2.BÖLÜM: "Güven"

2K 151 87
                                    

Her zaman güvensizlik göstermek, her zaman güvenmek kadar büyük bir yanlışlıktır. (Goethe)


"Hayır Mercan." Gözlerimi şaşkınlıkla açtım. "Tanımadığım birine hemen güvenmem." Duraksayıp diliyle dudaklarını ıslattı.

Gözlerimi yeşil gözlerine dikip öfkeyle baktım.

Güvenmiyorsa neden evine kabul etmişti ki. Bakışlarımdaki öfkeyi görmezden gelerek konuşmaya devam etti. "Kendini bana ispatlayabilirsen; işte o zaman aramızdan biri olursun." Bir şey dememi beklemeden yanımdan geçip gitti.

Bu adam için kullandığım tüm güzel sıfatları geri alıyordum. Yakışıklı değildi. Karizmatik hiç değildi. İçimdeki ağlama hissini bir kenara bırakarak aşağıya inmeye başladım. Gelen seslerle birlikte oraya doğru yürümeye başladım. Mutfağa girdiğimde masanın hazırlanmış olduğunu ve herkesin beni beklediğini görmüştüm.
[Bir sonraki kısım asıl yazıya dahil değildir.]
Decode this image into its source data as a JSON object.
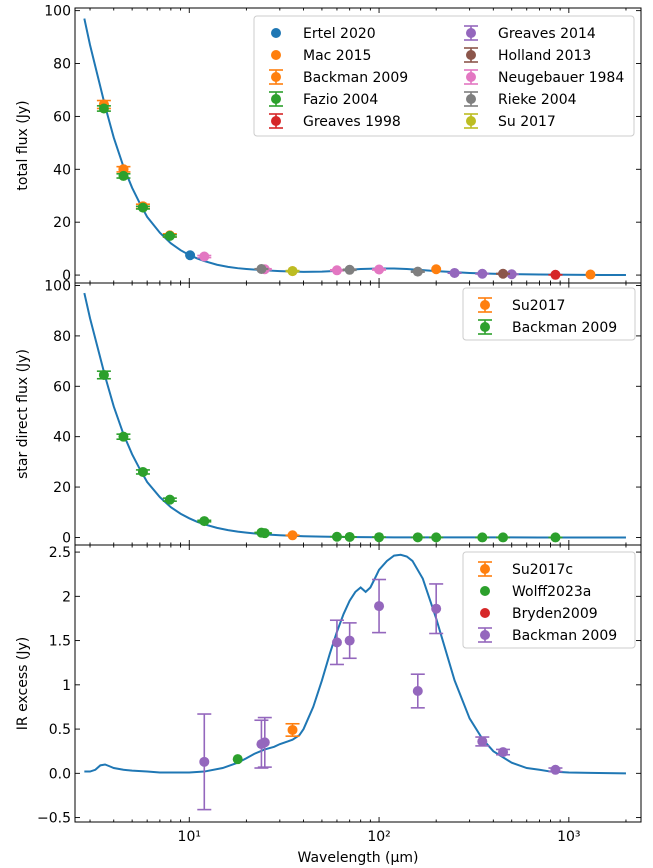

Yanlış söylemiştim; Asil kahvaltısına başlamıştı. Onu görmemle az önceki öfkem tekrar gelmişti ama sakin olmaya çalıştım. Bana kalan tek boş yer onun çaprazındaydı. Polat'ın yanındaki sandalyeyi çekip oturdum.

"Az daha gelmeseydin açlıktan ölecektim çiçeğim," Edimin konuşmasıyla neşem tekrar yerine gelmişti.

"Sabah kahvaltı yaptığımızı bilmesem inanacaktım." Polat siyah zeytinden alıp bir tane Edime fırlattı.

"Ulan bir de gelip 'çok yavaş hazırlıyorsun kardeşim açım ben' diyerek başımı şişirdin." Her zamanki Edim olduğu nasıl da belliydi. Neva çayından bir yudum alıp gülmüştü.

"Sevgilim çok çabuk acıkıyor Polat. Kızma lütfen." Nevanın Edimi savunmasıyla bir siyah zeytin de ona atılmıştı. Bu halleri komikti.

Sanki hep bu hallerini biliyormuşum gibi hissediyordum. Asile baktığımda bana baktığını gördüm.

Umursamazca sağ gözümü kırpıp ne var dercesine başımı salladım. Verdiğim tepkiyle şaşırmıştı ama öfkeli olduğum için takmadım. Sonunda öfkeli olduğumu anlayıp dudağının köşesiyle gülmüştü. Gıcık.

Polat'ın doldurduğu çayımdan bir yudum alarak sandalyeye yaslandım. Kahvaltı yaptığım için aç değildim. Diğerleri kahvaltısını yapıyor arada bana soru soruyorlardı.

"Kaç yaşındasın?" Bunu Neva sormuştu.

"24. Ben sizinkileri bildiğim için sormuyorum." Polat şaşkınlıkla konuştu.

"Hepimizinkini biliyorsun yani." Başımı sallayarak onayladım.

"Sen bizim hakkımızda bildiklerini anlat sonra biz seni anlatalım." Gayet makul bir istekti. Polat'a bakıp gülümseyerek konuşmaya başladım.

"Yaşın 26. Eski askersin. Rütben de teğmendi galiba. Bir ablan var. Evli ve iki çocuğu varmış. Sevgilin de yok. Edim 'hep sap kalacak bu çocuk' diye yakınıyordu senden." Son söylediğimle Edim ve Neva gülmüştü.

Asile göz ucuyla baktığımda hala kahvaltı yaptığını görmüştüm.

Nevaya bakıp onu anlatmaya başladım. "Yaş 22. Bilgisayar mühendisliği mezunusun. Ailen uzakta yaşıyor. Tek kuzenin Gizem. Sevgilin var. Hem de çok yakışıklı ve tatlıymış; öyle biliyorum."

Edim onu övdüğümü fark ettiğinde ağzındaki lokmayı yutup konuşmaya başladı. "Ağzından bal damlıyor yavrum. Her gün öv beni." Nevaya göz kırpıp "Sen de çok şanslısın kız," demesiyle gözümü devirmiştim.